Kay Montgomery of Duluth identified the last mystery: “This piece of public art is in Antwerp, Belgium. It represents the love and friendship between dogs and children, and shows Nello and Patrasche, the heroes of the 19th-century novel,  A Dog of Flanders, sleeping under a cobblestone blanket.” The photo came from the lens of John Fennell of Atlanta, via Susan McBrayer of Sugar Hill. 

Also identifying the mystery were Angela Streetman of Flowery Branch; Jay Altman, Columbia, S.C.; Stew Ogilvie, Lawrenceville; Lisa Parrish, Cumming; Deborah Allen, Hoschton; George Graf, Palmyra, Va.; and Allan Peel of San Antonio, Tex., who added:  “The story of Nello and Patrache is one of setbacks and emotions. But also one with a very universal message: Friendship conquers all, even beyond death. I think that today’s mystery photo is most appropriate as we approach Christmas, as it is a reminder to all of us of the pain, suffering and losses that so many in the world are experiencing today, especially in Israel, Gaza, Ukraine and Russia.”

  • SHARE A MYSTERY PHOTO:  If you have a photo that you believe will stump readers, send it along (but  make sure to tell us what it is because it may stump us too!)  Send to:  elliott@brack.net and mark it as a photo submission.  Thanks.

LAGNIAPPE

Lawrenceville DAR chapter marks national Wreaths Day

On National Wreaths Across America Day, December 16, the Philadelphia Winn Chapter, National Society Daughters of the American Revolution (NSDAR), held their fifth annual wreath ceremony at East Shadowlawn Memorial Gardens in Lawrenceville as one of 4,225 participating locations nationwide and abroad.

The mission of Wreaths Across America is to REMEMBER our fallen U.S. veterans, HONOR those who serve, and TEACH the next generation the value of freedom. Individuals of all ages could lay a fresh balsam wreath on a veteran’s grave and say their name out loud in remembrance and honor of their service and sacrifice. These wreaths were provided by sponsorships and shipped from Maine to each ceremony location.

The guest speaker for the ceremony was Gwinnett County Commissioner Jasper Watkins III, a United States Army lieutenant colonel (retired) who served in the military for 25 years. Commissioner Watkins spoke on the importance of remembering our veterans and shared stories of his childhood as the son of a veteran.

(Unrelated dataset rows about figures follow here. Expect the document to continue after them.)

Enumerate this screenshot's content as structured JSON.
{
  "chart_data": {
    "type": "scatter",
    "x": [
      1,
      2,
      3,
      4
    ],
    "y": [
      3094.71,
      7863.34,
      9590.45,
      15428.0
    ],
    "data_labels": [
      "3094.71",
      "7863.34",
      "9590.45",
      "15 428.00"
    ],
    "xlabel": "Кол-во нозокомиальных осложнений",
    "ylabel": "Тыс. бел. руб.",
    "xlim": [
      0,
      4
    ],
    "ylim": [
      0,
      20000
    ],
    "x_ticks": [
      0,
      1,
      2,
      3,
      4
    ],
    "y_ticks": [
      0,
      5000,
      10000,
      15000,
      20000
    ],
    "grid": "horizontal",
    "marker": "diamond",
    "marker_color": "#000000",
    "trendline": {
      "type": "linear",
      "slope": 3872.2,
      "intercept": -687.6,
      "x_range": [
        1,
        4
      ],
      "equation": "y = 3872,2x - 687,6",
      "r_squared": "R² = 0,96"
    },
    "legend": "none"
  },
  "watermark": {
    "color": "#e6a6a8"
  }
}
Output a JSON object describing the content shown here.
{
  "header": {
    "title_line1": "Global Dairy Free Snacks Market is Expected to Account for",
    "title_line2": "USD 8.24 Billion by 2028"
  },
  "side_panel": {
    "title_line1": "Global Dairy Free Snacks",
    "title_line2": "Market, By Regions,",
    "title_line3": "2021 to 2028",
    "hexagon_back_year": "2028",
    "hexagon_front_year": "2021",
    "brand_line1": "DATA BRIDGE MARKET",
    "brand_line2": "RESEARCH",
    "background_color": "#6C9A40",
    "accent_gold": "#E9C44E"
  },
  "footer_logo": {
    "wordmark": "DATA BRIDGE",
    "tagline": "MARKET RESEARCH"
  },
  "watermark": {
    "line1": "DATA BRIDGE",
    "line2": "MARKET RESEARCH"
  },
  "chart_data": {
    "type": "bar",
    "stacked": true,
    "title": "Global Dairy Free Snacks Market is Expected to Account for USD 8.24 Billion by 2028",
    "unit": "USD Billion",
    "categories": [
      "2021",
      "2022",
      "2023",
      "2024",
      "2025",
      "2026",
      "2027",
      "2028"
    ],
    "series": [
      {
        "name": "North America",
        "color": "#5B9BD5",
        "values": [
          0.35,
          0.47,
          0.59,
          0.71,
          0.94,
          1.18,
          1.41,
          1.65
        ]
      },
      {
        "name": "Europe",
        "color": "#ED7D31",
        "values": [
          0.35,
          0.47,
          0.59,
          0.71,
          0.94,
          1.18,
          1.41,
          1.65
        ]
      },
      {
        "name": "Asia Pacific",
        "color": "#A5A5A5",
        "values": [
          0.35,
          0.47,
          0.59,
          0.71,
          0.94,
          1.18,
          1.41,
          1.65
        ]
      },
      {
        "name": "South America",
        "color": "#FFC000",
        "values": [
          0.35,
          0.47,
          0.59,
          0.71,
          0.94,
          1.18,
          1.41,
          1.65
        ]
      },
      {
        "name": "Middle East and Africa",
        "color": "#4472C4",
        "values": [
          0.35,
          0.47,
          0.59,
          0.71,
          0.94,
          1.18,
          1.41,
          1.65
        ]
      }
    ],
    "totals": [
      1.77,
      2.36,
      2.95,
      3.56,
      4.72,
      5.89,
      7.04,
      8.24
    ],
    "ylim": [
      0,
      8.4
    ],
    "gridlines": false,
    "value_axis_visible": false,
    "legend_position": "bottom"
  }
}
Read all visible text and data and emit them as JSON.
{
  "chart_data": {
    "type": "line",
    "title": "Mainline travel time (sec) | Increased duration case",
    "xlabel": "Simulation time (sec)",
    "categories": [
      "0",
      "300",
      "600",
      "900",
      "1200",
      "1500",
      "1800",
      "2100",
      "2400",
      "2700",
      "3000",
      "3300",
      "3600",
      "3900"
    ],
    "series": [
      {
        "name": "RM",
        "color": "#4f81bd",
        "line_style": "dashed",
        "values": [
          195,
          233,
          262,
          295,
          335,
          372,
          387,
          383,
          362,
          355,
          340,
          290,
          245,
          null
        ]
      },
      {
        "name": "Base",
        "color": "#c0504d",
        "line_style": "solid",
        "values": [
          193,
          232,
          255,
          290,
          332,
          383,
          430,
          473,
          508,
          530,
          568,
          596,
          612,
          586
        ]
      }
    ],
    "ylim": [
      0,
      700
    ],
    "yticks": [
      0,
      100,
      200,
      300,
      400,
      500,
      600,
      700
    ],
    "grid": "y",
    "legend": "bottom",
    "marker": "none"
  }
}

The Button Gwinnett Chapter, Sons of the American Revolution (SAR), and Compatriots from the Georgia State Society SAR Color Guard and Militia were in attendance for the presentation of colors, a gunpowder three-musket volley, and TAPS. Additional local organizations included the Elisha Winn Society, Children of the American Revolution (C.A.R.), the Georgia State Society C.A.R., the Parkview High School Marines JROTC Cadets, the Lawrenceville Women’s Club, the Lilburn Women’s Club, the Knights of Columbus, Phi Omicron Zeta chapter of the Zeta Phi Beta Sorority, numerous Boy and Girl Scout Troops, the American Legion, and the VFW.

The sixth annual Wreaths Across America ceremony will be held on Saturday, December 14, 2024.